MSAs differ from IRAs in one key respect there are no income limits on MSAs that prevent wealthy people from using them as tax shelters. As a result, opening up MSAs to all individuals and increasing the amounts that may be deposited in them, as the House and Senate bills would do, would enable high-income taxpayers who cannot use IRAs because of the income limits to begin using MSAs as significant tax shelters.
The House bill would circumvent the rules under the current MSA demonstration that prevent employers from setting up MSAs in a manner that primarily benefits highly paid executives and effectively discriminates against lower-paid employees.
Under the MSA demonstration now underway, deposits can be made to an MSA account by either an employer or an individual, but deposits to a given account may not be made by both in the same year. The demonstration also includes nondiscrimination rules requiring employers to make comparable contributions for all participating employees. By contrast, the House bill would allow both employees and employers to make deposits to an MSA in the same year; that would make the nondiscrimination rules meaningless. An employer could make small, token deposits to the MSA accounts of all employees. Higher-income employees could add substantial additional funds to their accounts and exclude these additional amounts from their taxable income, but most lower-paid staff would not be able to afford substantial additional contributions.Finally, by ending the MSA demonstration now, before enough time has elapsed for employers and individuals to gain experience with MSAs, the Republican leadership proposals would insure there is no way to evaluate the impact of MSAs. The MSA changes these bills would make would heighten the probability both of adverse selection that harms less-healthy people and of more extensive use of MSAs as tax shelters by the affluent. But without a demonstration and evaluation, these problems might not be evident to policymakers until the damage was largely done.
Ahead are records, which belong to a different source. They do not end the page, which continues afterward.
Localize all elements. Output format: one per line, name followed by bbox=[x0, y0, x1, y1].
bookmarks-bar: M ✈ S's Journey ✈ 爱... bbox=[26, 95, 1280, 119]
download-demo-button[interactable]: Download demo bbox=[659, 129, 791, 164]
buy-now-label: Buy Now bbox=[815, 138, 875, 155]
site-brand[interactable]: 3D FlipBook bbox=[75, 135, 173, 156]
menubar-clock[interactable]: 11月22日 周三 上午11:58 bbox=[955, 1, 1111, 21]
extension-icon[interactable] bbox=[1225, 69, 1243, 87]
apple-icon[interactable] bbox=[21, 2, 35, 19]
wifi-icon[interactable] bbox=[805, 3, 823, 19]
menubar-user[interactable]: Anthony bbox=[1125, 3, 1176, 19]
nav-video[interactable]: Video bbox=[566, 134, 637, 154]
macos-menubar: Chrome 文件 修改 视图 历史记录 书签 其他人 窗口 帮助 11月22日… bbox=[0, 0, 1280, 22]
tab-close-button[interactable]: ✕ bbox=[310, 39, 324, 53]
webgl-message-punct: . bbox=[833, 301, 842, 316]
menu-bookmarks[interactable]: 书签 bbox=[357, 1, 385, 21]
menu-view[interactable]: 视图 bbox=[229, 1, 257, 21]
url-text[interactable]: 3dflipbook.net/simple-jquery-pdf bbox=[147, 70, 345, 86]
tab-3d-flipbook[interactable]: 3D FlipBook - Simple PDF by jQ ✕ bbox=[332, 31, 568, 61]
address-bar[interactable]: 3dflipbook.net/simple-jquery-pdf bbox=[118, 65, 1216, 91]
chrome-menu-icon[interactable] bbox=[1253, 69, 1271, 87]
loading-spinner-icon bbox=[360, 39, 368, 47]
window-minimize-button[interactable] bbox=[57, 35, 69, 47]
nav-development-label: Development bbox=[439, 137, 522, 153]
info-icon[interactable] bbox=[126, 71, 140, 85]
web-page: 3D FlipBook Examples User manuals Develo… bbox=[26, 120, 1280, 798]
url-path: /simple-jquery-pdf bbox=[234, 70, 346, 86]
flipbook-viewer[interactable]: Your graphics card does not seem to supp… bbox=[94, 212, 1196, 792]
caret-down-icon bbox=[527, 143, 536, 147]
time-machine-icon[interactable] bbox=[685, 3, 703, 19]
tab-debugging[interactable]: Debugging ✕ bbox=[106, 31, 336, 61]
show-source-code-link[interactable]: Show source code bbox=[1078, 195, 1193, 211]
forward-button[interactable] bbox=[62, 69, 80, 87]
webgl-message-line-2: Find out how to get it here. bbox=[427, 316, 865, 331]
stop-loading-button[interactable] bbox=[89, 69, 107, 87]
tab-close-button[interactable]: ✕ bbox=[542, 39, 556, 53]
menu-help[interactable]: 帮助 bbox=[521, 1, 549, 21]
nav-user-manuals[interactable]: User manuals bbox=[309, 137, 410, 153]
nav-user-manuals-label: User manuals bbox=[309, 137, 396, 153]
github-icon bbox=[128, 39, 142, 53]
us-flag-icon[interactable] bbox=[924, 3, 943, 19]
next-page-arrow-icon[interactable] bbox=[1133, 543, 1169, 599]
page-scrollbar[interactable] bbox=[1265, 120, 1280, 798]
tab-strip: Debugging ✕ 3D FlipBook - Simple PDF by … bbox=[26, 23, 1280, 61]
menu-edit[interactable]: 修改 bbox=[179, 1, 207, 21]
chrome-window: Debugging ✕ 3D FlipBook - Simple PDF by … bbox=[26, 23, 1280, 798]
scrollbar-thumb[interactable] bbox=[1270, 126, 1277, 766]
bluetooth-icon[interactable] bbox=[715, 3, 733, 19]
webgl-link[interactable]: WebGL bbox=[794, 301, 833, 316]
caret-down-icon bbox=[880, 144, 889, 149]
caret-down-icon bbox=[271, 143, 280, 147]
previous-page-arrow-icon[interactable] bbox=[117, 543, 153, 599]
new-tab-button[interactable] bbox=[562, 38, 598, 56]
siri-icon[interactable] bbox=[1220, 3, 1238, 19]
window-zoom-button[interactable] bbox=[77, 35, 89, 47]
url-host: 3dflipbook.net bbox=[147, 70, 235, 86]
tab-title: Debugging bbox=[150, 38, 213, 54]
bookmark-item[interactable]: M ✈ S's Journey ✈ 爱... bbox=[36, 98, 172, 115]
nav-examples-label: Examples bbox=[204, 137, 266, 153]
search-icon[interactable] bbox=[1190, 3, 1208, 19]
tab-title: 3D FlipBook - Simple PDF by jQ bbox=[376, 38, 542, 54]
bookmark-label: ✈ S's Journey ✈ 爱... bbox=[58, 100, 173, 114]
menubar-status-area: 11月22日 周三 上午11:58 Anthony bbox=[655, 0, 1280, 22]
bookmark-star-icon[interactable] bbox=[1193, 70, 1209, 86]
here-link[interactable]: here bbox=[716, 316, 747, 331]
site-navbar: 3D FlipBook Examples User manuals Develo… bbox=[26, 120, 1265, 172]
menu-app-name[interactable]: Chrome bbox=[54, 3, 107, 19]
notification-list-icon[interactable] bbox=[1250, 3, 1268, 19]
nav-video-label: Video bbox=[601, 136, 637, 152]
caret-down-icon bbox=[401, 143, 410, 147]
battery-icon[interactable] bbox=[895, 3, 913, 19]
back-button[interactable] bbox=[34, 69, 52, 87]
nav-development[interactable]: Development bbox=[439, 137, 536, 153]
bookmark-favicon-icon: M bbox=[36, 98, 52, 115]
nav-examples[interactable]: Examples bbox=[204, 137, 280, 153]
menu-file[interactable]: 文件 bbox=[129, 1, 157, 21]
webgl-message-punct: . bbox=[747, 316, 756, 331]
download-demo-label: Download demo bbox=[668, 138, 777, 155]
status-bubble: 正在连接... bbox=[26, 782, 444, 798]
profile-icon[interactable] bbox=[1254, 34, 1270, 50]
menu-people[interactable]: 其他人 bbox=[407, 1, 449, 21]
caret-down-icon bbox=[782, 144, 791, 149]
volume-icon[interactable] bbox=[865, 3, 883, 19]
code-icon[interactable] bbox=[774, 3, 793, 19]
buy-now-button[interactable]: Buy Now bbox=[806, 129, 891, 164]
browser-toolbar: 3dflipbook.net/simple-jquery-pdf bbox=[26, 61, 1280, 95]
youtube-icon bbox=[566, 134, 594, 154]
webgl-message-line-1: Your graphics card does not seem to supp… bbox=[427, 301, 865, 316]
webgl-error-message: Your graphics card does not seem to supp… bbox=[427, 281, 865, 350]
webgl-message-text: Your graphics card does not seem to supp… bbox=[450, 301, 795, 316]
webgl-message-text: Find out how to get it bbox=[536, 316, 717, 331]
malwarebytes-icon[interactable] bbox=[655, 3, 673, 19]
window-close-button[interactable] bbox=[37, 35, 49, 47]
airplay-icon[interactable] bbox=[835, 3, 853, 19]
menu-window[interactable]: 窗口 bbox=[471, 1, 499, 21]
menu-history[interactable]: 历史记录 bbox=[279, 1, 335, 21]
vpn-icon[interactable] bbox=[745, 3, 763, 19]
By that time, the damage particularly to the availability and cost of conventional, low-deductible insurance could be irreversible.
End Notes:
1. Emmett B. Keeler, et. al., "Can Medical Savings Accounts for the Nonelderly Reduce Health Care Costs?" JAMA, June 5, 1996, p. 1666-71; Len M. Nichols, et. al., Tax-Preferred Medical Savings Accounts and Catastrophic Health Insurance Plans: A Numerical Analysis of Winners and Losers, The Urban Institute, April 1996; and American Academy of Actuaries, Medical Savings Accounts: Cost Implications and Design Issues, May 1995. The conclusions of these studies are summarized in Iris J. Lav, MSA Demonstration: Research Suggests Controls Needed To Prevent Adverse Affect on Insurance Market, Center on Budget and Policy Priorities, July 10, 1996.